Ludwig Hohl : Outsider Suisse. Asocial (forcément). Maniaque, rare tellement rare qu’il ne semble pas avoir d’œuvre pour lui (quelques notes, des aphorismes, un journal impublié). Il vit dans une cave, accroche ses manuscrits sur un fil à linge, ses éditeurs se méfient, il y a de quoi : le bonhomme est globalement inquiétant, trop pur, visant trop haut.
Ascension : C’est le texte le plus accessible de Hohl, le plus « trouvable ». Encore jeune, et alpiniste acceptable, il avait parcouru les alpes et enchaîné une multitude de sommets (Suisse, Haute-Savoie, Dauphiné…) il avait noté dans un cahier toutes ses « courses », répertoriant minutieusement topographie, paysage et exercice physique. Ces cahiers sont en quelque sorte la base, le matériel initial d’Ascension, il n’y avait plus qu’à sculpter. La sculpture fut pourtant longue à venir, par maniaquerie, gout de la perfection Hohl la « retouchera » six fois, avant de la montrer en 1975. Le résultat est probant, c’est l’un des plus beaux « romans de montagne » qui soient. Au début on s’y ennuie pourtant un peu on est presque déçu, mais assez vite on est déçu en bien et vraiment intéressé. Il faut simplement grimper sur son ennui pour découvrir une vue splendide, l’air devient pur et cristallin, l’horizon ontologique, la grande œuvre rôde, le lecteur est ravi.

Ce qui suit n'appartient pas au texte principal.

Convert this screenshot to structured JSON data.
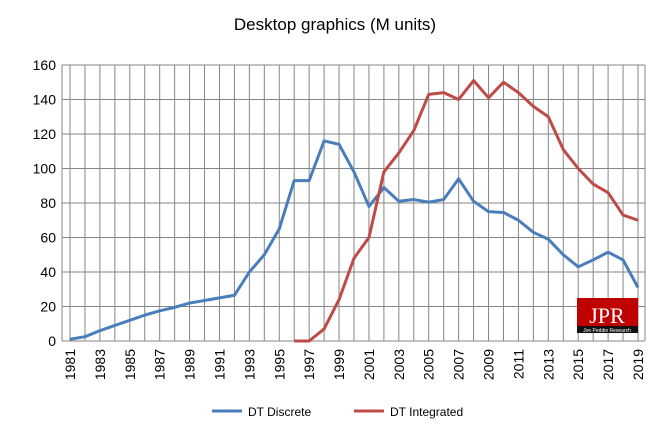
{
  "chart_data": {
    "type": "line",
    "title": "Desktop graphics (M units)",
    "xlabel": "",
    "ylabel": "",
    "ylim": [
      0,
      160
    ],
    "yticks": [
      0,
      20,
      40,
      60,
      80,
      100,
      120,
      140,
      160
    ],
    "x": [
      1981,
      1982,
      1983,
      1984,
      1985,
      1986,
      1987,
      1988,
      1989,
      1990,
      1991,
      1992,
      1993,
      1994,
      1995,
      1996,
      1997,
      1998,
      1999,
      2000,
      2001,
      2002,
      2003,
      2004,
      2005,
      2006,
      2007,
      2008,
      2009,
      2010,
      2011,
      2012,
      2013,
      2014,
      2015,
      2016,
      2017,
      2018,
      2019
    ],
    "xtick_labels": [
      "1981",
      "1983",
      "1985",
      "1987",
      "1989",
      "1991",
      "1993",
      "1995",
      "1997",
      "1999",
      "2001",
      "2003",
      "2005",
      "2007",
      "2009",
      "2011",
      "2013",
      "2015",
      "2017",
      "2019"
    ],
    "grid": true,
    "legend_position": "bottom",
    "series": [
      {
        "name": "DT Discrete",
        "color": "#4a7ebb",
        "values": [
          1,
          2.5,
          6,
          9,
          12,
          15,
          17.5,
          19.5,
          22,
          23.5,
          25,
          26.5,
          40,
          50,
          65,
          93,
          93,
          116,
          114,
          98,
          78,
          89,
          81,
          82,
          80.5,
          82,
          94,
          81,
          75,
          74.5,
          70,
          63,
          59,
          50,
          43,
          47,
          51.5,
          47,
          31
        ]
      },
      {
        "name": "DT Integrated",
        "color": "#be4b48",
        "values": [
          null,
          null,
          null,
          null,
          null,
          null,
          null,
          null,
          null,
          null,
          null,
          null,
          null,
          null,
          null,
          0,
          0,
          7,
          24,
          48,
          60,
          98,
          109,
          122,
          143,
          144,
          140,
          151,
          141,
          150,
          144,
          136,
          130,
          111,
          100,
          91,
          86,
          73,
          70
        ]
      }
    ]
  },
  "logo": {
    "text": "JPR",
    "subtext": "Jon Peddie Research"
  }
}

Concernant l’ontologie on a imaginé Hohl en Nietzche alpiniste, il y a de ça, pour ce qui est de l’allégorie on a comparé Ascension à Moby Dick, il y a de ça aussi. Je n’ai rien dit de « l’intrigue » elle est simple, forcement simple : deux alpinistes et une montagne, les deux alpinistes se séparent, l’un monte, l’autre redescend, mais la montagne est toujours là. Il y aura du tragique, il ne peut y avoir que du tragique, l’issue est toujours fatale, that’ s life !
En complément, relire le Mont Analogue de René Daumal.

8 janvier.- Trop d’humidité, bruine continuelle.

Il est possible de se connaitre soi-même, mais il est tout à fait impossible de se comprendre.

Tiens un écrivain que le « monde » aura tué. J’entame les Œuvres complètes d’Isaac Babel. Gros pavé, belle édition, bon papier. Pour l’instant enfance et jeunesse. Famille juive, pogroms, proto révolution. Climat très « russe du sud ». Odessa, forcément. Babel se reconnaissait quelques maitres : Flaubert, Maupassant. De ce dernier et sur le premier ces quelques mots rapportés, une sorte de bréviaire que Babel utilisera quand il s’agira d’écrire un peu harmonieusement : « Une phrase est viable, quand elle correspond à toutes les nécessités de la respiration. Je sais qu’elle est bonne lorsqu’elle peut être lue tout haut. Les phrases mal écrites ne résistent pas à cette épreuve ; elles oppressent la poitrine, gênent les battements du cœur et se trouvent ainsi en dehors des conditions de la vie. »
Quant à moi je reste décousu.

to be continued.


2 commentaires:

Anonyme a dit…

Content de voir que vous avez apprécié le Ludwig Hohl.

ArnoldB a dit…

Les éditions Attila sortiront un inédit de Hohl en Octobre intitulé: Paris 1926 - la société de minuit, son journal de l'époque je crois.